La Rioja

UN LIBRO VISTO Y NO VISTO

Luisja, que se han agotado todos los libros!», anuncia Mariano a este periodista al otro lado del teléfono un día por sorpresa, entusiasmado, con la voz arrebolada de alegría y tan eufórico que es como si le hubiera tocado el gordo. Apenas un mes y medio después de ponerse a la venta ya no queda ni un ejemplar. «¡Ni uno!», enfatiza Mariano.

- Pero qué me estás contando.

- Lo que oyes.

Y es que se los han llevado de cinco en cinco, de diez en diez, qué barbaridad, qué pasada, explica con alborozo el dueño del Café Moderno. Hasta de Madrid han venido solo para comprar el libro. Y a los peregrinos también les ha fascinado. Y a gente de Burgos y de Sevilla. Y muchos riojanos lo han enviado a sus parientes emigrantes en Argentina o en Chile o en México (en México lindo y querido). «Una señora vino un día llorando y me aseguró que lo iba a guardar como oro en paño, pues salía su padre retratado en una foto de los años catapún.» Y hasta hay quien ha tenido que echar mano de las tan socorridas fotocopias y otros lo han pedido prestado.

Eso dice Mariano. Pero no aclara que el mérito no es del periodista que figura como autor de la publicación (un servidor), sino de los abuelos, abuelitos y abueletes del Moderno que le han contado sus batallitas. Del músico que en San Mateo tocaba encendidos pasodobles desde la puerta del Moderno hasta el albero taurino. Del hijo del pescador que sacaba adelante a la familia faenando en las cristalinas aguas del Ebro con una barquichuela de madera, salitre y sol, mucho sol. Y de José Luis Hernández, entre otros muchos, a quien los iluminados de ETA quisieron asesinar en la logroñesa calle Ollerías y les salió el tiro por la culata.

De muchas, de muchas personas es el mérito. Porque el periodista se ha limitado a obedecer el sabio consejo del maestro Miguel Delibes cuando dijo que hay que apagar la tele (Google, diría ahora) y escuchar a los mayores. A nuestros mayores. Y eso ha hecho. Escucharles, escucharles con delectación, al amor de una taza de café con sacarina o de un buen plato de caparrones con oreja de lechón.
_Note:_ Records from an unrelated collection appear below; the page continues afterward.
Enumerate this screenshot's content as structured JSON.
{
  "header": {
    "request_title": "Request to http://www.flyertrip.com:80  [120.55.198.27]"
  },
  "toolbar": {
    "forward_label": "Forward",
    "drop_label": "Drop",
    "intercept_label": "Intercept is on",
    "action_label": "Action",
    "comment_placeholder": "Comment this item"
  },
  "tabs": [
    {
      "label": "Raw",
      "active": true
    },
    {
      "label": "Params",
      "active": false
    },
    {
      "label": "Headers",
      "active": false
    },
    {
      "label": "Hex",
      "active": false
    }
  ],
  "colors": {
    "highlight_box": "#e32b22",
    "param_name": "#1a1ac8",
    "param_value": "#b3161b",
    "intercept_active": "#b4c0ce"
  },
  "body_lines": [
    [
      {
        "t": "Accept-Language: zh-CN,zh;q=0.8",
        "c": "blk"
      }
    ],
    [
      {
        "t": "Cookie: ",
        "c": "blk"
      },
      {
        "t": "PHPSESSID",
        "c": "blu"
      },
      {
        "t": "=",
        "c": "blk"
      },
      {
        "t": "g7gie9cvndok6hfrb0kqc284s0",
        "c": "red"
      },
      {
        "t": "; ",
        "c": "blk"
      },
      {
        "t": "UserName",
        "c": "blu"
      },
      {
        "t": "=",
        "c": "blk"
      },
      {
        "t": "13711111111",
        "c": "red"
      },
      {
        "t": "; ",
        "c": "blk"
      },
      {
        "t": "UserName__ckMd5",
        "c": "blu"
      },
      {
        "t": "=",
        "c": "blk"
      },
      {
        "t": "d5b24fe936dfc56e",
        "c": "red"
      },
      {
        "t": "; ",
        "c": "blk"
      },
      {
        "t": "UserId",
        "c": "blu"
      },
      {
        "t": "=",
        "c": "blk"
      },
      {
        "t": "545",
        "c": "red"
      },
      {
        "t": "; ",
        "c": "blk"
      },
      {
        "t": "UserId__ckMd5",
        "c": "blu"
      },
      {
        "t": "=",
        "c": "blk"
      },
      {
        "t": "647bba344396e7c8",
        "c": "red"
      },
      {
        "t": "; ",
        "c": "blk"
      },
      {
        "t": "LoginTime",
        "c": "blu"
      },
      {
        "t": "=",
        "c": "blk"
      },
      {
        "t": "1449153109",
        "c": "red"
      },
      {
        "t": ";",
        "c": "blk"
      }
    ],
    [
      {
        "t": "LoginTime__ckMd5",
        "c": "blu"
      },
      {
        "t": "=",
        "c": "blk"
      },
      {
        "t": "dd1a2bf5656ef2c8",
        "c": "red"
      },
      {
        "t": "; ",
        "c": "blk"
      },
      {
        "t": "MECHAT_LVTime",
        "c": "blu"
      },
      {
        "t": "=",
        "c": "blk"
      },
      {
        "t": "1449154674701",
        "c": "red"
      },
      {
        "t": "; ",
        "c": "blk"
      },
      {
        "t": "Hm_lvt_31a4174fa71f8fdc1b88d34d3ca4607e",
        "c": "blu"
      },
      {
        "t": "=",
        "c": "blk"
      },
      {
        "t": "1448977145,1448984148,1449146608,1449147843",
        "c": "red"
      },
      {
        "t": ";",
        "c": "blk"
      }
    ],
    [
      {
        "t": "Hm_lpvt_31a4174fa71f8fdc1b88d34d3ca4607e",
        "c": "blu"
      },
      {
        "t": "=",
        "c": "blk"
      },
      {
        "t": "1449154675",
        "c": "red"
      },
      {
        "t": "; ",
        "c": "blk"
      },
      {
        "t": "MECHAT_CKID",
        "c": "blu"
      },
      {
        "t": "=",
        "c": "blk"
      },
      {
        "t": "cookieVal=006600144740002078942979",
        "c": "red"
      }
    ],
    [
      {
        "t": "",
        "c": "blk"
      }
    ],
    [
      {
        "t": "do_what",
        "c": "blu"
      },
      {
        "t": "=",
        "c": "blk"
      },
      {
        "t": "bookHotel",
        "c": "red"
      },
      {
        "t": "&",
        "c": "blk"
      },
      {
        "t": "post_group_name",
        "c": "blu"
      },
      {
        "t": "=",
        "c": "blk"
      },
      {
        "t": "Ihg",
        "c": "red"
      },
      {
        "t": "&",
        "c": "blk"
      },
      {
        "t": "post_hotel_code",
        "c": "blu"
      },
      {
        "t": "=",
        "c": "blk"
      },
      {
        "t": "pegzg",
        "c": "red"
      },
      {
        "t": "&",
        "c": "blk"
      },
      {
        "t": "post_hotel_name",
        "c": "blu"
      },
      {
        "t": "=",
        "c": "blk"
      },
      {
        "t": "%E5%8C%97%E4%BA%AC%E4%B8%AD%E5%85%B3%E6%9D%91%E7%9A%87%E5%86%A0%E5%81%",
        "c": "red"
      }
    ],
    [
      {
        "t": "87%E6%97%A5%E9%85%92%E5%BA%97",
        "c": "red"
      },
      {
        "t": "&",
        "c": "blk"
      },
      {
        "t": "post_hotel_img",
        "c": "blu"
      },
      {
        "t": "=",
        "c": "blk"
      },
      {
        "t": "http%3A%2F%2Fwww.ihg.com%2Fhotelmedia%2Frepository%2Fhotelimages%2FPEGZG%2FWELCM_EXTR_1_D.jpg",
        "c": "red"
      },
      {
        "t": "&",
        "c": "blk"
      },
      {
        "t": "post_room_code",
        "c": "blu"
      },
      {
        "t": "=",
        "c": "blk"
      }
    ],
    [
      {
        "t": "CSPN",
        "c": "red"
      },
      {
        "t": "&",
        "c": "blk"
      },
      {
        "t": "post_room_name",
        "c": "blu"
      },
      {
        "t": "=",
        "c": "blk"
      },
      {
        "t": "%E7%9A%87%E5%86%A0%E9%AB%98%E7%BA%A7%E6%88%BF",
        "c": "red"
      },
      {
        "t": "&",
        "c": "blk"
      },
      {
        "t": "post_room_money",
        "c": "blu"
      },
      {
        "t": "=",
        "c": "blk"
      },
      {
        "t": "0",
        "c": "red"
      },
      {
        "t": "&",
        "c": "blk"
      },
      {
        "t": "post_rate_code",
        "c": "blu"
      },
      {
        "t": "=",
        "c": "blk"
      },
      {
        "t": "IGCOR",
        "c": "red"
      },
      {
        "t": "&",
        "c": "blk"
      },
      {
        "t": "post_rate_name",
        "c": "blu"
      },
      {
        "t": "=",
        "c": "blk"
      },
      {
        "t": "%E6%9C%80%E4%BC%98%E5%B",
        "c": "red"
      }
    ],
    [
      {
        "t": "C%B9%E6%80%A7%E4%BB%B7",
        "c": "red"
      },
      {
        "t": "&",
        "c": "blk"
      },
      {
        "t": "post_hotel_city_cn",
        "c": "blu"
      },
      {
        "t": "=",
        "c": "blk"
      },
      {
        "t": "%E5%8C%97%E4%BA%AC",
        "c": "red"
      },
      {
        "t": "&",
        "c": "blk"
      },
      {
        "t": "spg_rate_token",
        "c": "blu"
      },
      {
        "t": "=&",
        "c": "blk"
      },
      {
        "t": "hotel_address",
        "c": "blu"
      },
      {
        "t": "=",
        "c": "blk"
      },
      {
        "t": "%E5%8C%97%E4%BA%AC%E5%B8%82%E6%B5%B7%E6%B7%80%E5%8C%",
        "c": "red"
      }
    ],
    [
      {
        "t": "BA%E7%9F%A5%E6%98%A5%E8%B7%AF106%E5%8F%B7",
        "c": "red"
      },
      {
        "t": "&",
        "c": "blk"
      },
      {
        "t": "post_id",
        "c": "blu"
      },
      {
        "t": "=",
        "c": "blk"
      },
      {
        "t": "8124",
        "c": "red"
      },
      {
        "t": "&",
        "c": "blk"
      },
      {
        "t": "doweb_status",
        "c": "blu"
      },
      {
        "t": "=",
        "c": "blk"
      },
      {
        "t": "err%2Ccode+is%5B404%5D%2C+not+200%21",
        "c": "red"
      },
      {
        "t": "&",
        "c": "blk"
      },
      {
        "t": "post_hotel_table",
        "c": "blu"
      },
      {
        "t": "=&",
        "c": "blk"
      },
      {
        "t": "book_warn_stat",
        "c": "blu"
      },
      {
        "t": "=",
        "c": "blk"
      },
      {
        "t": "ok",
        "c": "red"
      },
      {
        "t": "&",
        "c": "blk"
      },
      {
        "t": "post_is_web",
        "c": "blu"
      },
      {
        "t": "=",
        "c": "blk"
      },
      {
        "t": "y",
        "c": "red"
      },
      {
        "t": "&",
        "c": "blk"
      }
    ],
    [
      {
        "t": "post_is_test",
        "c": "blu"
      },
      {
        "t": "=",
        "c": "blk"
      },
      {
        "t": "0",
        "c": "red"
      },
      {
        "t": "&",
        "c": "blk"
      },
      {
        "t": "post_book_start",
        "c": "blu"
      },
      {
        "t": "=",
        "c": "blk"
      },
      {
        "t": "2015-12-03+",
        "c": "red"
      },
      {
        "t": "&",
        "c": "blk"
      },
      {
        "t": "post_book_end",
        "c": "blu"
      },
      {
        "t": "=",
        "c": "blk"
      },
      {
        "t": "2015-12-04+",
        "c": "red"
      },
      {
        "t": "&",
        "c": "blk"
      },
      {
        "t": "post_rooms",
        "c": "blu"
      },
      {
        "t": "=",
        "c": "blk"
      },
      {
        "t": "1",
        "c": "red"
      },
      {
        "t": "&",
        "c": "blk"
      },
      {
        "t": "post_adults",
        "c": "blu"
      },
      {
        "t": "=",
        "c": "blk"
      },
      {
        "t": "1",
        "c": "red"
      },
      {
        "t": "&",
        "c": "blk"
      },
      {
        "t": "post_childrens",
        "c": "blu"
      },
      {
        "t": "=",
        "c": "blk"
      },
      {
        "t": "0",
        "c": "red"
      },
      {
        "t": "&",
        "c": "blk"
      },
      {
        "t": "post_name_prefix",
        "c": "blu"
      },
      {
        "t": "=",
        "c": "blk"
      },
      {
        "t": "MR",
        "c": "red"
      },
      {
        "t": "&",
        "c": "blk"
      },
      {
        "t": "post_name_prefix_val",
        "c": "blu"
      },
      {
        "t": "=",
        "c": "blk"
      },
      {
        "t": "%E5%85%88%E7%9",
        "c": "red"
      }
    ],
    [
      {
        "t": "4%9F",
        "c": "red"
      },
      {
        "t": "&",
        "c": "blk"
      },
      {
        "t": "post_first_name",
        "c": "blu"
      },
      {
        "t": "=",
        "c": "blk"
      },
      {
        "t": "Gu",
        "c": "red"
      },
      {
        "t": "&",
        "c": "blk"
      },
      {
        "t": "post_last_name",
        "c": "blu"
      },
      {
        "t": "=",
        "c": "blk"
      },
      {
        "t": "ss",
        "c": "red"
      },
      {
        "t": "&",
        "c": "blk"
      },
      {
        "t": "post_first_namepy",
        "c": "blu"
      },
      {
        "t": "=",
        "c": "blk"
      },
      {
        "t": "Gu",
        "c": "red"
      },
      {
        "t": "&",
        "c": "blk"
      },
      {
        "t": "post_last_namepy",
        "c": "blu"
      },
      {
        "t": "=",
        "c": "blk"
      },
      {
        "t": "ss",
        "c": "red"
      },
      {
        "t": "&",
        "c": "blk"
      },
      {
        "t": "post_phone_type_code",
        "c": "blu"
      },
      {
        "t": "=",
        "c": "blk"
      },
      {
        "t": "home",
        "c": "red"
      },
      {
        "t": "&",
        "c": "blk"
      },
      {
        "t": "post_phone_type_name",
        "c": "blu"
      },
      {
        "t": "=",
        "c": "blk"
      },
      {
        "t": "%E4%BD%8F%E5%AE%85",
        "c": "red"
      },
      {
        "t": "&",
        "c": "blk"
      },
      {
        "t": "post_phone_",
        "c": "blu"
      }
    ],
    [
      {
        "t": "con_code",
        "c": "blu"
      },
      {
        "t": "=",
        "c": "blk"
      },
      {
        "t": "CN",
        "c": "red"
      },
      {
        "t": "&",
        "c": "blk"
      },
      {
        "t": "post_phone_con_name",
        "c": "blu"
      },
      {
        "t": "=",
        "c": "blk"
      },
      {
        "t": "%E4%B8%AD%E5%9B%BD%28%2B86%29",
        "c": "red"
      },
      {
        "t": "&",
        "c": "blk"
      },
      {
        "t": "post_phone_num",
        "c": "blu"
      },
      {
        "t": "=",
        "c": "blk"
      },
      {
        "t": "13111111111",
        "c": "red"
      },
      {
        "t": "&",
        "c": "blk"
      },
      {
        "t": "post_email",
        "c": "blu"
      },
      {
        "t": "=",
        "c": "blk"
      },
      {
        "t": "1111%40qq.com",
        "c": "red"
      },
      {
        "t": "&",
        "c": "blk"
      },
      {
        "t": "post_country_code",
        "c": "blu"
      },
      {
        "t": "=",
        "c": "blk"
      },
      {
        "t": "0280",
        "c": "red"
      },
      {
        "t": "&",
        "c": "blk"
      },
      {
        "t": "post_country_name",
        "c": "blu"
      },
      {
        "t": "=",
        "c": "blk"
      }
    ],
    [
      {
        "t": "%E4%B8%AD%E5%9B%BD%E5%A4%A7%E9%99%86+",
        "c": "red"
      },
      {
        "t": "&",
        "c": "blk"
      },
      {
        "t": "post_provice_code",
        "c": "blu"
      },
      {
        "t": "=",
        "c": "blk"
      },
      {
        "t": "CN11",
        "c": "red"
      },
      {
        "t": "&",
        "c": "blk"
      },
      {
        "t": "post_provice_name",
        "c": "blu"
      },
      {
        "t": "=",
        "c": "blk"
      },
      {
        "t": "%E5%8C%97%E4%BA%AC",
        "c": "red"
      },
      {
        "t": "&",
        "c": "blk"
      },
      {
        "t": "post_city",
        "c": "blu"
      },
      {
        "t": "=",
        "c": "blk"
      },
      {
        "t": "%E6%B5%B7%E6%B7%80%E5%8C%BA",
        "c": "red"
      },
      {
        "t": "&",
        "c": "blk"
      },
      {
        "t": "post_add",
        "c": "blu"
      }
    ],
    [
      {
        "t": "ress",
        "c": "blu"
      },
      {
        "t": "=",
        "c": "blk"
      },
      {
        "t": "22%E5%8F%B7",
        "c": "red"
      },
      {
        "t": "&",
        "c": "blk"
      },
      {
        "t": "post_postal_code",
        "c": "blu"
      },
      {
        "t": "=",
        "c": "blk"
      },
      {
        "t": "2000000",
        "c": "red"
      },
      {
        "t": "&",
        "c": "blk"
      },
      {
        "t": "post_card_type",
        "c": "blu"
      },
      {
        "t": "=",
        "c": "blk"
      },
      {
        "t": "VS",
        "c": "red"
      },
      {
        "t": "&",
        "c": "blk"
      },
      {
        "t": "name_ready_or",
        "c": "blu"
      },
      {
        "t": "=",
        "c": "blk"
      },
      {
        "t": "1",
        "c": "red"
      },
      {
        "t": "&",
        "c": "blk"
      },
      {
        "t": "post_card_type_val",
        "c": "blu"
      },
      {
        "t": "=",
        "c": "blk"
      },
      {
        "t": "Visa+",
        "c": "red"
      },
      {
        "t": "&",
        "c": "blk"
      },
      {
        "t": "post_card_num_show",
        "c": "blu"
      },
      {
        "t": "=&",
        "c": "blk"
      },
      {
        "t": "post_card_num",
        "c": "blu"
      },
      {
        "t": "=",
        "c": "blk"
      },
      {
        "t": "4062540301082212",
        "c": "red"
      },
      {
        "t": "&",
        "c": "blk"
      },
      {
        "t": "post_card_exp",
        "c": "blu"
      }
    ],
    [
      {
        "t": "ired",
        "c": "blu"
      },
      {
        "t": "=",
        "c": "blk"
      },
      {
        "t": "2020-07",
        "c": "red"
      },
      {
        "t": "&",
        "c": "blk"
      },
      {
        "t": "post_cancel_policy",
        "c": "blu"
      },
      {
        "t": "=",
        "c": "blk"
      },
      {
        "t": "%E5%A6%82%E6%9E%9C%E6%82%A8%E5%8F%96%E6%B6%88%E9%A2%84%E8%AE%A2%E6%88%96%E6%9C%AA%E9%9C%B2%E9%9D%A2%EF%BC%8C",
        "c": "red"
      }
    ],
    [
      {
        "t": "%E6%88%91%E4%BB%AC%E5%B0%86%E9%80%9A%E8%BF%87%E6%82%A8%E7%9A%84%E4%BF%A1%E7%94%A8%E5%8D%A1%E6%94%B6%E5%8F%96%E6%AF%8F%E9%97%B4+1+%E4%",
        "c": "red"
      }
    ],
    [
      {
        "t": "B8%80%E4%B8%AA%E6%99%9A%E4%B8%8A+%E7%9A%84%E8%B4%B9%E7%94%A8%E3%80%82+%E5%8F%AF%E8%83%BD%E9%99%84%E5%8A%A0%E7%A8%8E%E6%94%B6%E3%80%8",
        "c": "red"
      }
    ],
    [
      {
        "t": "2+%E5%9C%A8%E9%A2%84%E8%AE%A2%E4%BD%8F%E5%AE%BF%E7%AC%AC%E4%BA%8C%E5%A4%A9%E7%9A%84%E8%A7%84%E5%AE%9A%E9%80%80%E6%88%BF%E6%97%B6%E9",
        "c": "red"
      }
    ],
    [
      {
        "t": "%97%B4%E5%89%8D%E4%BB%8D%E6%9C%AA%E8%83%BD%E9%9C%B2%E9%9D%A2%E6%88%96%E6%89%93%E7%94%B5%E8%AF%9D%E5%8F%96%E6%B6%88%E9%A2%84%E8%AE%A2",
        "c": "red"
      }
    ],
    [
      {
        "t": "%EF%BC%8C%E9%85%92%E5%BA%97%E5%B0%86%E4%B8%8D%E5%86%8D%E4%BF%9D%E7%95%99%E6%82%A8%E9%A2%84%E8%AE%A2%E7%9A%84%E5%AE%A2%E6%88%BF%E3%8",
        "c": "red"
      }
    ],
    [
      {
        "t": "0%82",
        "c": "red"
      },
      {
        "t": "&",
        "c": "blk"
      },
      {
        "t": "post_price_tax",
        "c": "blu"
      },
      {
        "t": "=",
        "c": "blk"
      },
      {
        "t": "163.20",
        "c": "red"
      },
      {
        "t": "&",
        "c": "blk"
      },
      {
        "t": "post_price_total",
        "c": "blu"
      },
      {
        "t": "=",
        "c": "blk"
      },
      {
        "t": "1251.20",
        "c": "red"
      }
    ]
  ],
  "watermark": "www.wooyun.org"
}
Y vino. Vino del año (o crianza, si Mariano estaba de buenas ese día). Escucharles para trasladar al papel sus experiencias a fin de que la gente de su edad evocara tiempos pretéritos y los jovenzuelos se enteraran de sucedidos que ni en sus mejores (o peores) sueños sospechaban que habían tenido como escenario Logroño.

«¡Luisja, que se han vendido todos, y en solo un mes y medio y además en pleno verano, cuando están todos en Salou y por ahí!», vuelve a decir Mariano, «y en gran medida gracias a la publicidad que nos ha hecho Diario LA RIOJA publicando por entregas los capítulos domingo a domingo».

- Y a ti, ¿qué te ha parecido el libro? -le pregunto.

-Es precioso, un orgullo para mi familia. Estoy superfeliz porque es algo que quedará ahí para siempre, por los siglos de los siglos.

Caray, qué palabras.

Pero así es Mariano. Capaz de levantar la moral a una momia inca. Y el periodista, que franqueó por primera vez las puertas del Café Moderno hace 30 años y que se convirtió desde entonces en uno de sus más rendidos forofos, inevitablemente se contagia de su torrencial alegría. Y pensando pensando se da cuenta de que ha disfrutado mucho (pero una barbaridad) escribiendo el libro, ese libro «que es como un libro de familia, de la gran familia del Moderno», como lo calificó en la tarde/noche de ayer Mariano en la clausura de los actos programados con motivo del centenario, poco antes de que alguien, en medio de la Plaza Martínez Zaporta, dijera a grito pelado: «¡Hasta dentro de cien años!» Y otro le replicara: «¡Aquí estaremos!».

Eso seguro. O por lo menos se intentará.

(Por cierto, ¿habrá conseguido para entonces Mariano formar gobierno en España? Mariano Rajoy, me refiero, no Mariano Moracia, el del libro).